Red Ribbon Week – Parents Who Host Lose the Most – 10/24/16
Parents Who Host, Lose the Most: Don’t be a party to teenage drinking
Parents play a major role in their children’s choices about alcohol, tobacco and other drugs. In a National Center on Addiction and Substance Abuse at Columbia University survey to parents and teens, one-third of teen partygoers have been to parties where teens were drinking alcohol, smoking marijuana, or using cocaine, ecstasy or prescription drugs white a parent was present. By age 17, nearly half of teens have been at parties where parents were present.
Drug Free Action Alliance has developed Parents Who Host, Lose the Most: Don’t be a party to teenage drinking to provide parents with accurate information about the health and safety risks associated with underage drinking and the legal consequences of providing alcohol to minors. Underage drinking increases during celebratory times, such as homecoming, holidays and graduation and the program encourages parents and the community to send a unified message that teen alcohol consumption is not acceptable.
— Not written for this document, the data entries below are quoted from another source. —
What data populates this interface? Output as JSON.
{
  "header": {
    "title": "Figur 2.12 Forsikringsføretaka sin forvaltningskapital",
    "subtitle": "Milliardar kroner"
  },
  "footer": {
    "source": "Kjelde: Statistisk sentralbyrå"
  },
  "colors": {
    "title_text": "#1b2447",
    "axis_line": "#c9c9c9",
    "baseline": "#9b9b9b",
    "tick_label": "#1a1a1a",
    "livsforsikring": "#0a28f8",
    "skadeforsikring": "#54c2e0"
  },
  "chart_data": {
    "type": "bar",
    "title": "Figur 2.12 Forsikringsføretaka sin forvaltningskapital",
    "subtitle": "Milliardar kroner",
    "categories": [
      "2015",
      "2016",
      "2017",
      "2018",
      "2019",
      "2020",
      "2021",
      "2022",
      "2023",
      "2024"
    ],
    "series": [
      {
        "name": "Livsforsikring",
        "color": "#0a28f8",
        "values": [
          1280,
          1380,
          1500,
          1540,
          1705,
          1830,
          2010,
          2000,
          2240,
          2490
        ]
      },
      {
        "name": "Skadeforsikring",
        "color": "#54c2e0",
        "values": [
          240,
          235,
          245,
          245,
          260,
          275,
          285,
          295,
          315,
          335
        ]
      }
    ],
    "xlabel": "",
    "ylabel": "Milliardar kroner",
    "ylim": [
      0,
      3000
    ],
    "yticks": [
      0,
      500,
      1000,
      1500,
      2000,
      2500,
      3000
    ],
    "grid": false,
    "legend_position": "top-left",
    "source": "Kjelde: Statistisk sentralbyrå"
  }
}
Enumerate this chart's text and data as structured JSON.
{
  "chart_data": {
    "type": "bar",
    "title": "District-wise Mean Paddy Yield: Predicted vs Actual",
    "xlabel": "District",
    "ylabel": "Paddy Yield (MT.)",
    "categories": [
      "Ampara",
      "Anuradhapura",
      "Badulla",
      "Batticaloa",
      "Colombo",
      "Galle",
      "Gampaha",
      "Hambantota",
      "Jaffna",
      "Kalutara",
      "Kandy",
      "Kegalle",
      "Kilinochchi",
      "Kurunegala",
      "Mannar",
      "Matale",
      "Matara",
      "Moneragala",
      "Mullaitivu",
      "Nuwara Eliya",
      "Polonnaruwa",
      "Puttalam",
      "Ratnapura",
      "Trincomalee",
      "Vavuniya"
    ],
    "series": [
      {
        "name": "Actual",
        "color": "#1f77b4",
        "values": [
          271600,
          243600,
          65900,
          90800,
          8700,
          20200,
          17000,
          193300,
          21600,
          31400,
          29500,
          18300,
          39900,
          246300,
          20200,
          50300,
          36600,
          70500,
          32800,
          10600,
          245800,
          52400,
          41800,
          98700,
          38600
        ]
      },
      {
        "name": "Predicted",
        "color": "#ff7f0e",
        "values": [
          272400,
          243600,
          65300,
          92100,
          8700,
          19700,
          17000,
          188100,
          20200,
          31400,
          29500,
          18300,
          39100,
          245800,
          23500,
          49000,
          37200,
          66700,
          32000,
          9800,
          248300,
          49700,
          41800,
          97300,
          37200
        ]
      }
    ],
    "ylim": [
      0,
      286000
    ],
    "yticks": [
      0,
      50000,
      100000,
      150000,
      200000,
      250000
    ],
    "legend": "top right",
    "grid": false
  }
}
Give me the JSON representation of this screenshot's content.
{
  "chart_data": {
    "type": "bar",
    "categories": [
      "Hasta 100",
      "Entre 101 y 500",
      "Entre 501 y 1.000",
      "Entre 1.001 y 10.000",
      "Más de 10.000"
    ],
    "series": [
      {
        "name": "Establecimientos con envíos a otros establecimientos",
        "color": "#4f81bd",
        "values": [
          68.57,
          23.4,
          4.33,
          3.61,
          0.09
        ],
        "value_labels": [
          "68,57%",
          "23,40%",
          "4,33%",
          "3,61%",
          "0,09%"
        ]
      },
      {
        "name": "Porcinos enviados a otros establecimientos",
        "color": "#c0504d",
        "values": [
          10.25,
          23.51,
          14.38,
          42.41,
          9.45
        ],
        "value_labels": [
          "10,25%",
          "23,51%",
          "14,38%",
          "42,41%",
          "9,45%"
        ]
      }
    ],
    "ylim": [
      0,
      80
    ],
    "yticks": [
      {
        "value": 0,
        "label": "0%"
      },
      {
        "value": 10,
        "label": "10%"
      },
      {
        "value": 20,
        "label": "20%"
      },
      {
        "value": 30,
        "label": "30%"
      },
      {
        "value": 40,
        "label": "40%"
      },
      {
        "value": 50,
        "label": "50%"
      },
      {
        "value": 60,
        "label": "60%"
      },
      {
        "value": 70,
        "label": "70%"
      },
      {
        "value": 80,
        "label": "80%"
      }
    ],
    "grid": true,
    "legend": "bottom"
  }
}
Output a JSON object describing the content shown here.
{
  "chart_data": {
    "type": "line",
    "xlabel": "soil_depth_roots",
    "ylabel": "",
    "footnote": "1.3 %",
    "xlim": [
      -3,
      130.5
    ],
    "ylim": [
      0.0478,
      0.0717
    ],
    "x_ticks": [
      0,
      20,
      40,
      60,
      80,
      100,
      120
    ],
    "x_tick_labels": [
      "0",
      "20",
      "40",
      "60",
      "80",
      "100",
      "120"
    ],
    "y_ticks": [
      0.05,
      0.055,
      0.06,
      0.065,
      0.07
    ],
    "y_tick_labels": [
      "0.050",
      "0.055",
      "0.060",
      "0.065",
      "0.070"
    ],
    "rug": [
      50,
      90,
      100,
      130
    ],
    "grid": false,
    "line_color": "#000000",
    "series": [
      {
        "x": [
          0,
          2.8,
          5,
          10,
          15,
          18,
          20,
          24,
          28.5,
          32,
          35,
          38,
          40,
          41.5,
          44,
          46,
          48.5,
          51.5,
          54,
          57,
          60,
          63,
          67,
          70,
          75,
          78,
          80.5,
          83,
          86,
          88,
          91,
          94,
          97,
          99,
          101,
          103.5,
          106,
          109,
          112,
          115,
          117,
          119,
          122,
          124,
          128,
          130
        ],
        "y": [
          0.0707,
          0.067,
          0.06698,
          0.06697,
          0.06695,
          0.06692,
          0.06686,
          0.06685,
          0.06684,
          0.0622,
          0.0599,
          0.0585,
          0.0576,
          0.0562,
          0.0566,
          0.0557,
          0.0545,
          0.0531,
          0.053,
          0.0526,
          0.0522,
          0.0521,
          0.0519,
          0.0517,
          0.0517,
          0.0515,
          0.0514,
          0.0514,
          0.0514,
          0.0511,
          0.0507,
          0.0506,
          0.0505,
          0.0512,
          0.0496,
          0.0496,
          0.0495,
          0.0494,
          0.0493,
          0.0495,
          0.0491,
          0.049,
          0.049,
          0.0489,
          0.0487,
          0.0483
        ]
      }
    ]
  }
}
It is illegal, unsafe, and unhealthy for anyone under age 21 to drink alcohol.
Here are the facts:
- There are many health-related consequences of youth consuming alcohol including negative effects on brain development, deviant behavior including stealing and skipping school and a greater risk of becoming alcohol-dependant later in life
- Parents who give alcohol to their teen’s friends under any circumstances, even in their own homes, are breaking the law
- Parents who knowingly allow a person under21 to remain in their home or on their property while consuming or possessing alcoholic beverages can be prosecuted
- Parents can be sued if they allow anyone under 21 to consume alcohol and they, in turn, hurt someone or damage property
Underage use of alcohol is a serious problem that too often leads to harmful consequences for youth and their families. Parents can protect themselves and their teens by following these guidelines when hosting parties for their children:
- Host safe, alcohol-free activities and events for youth
- Refuse to supply alcohol to children or allow drinking in your home or on your property
- Be at home when you teen has a party
- Make sure you teenager’s friends do not bring alcohol into your home
- Talk to other parents about not providing alcohol at youth events
Our youth deserve to live and grow to adulthood in an environment where alcohol is not misused. Let’s be unified in our message, and host alcohol-free parties with plenty of fun activities to show our youth that we care about their future.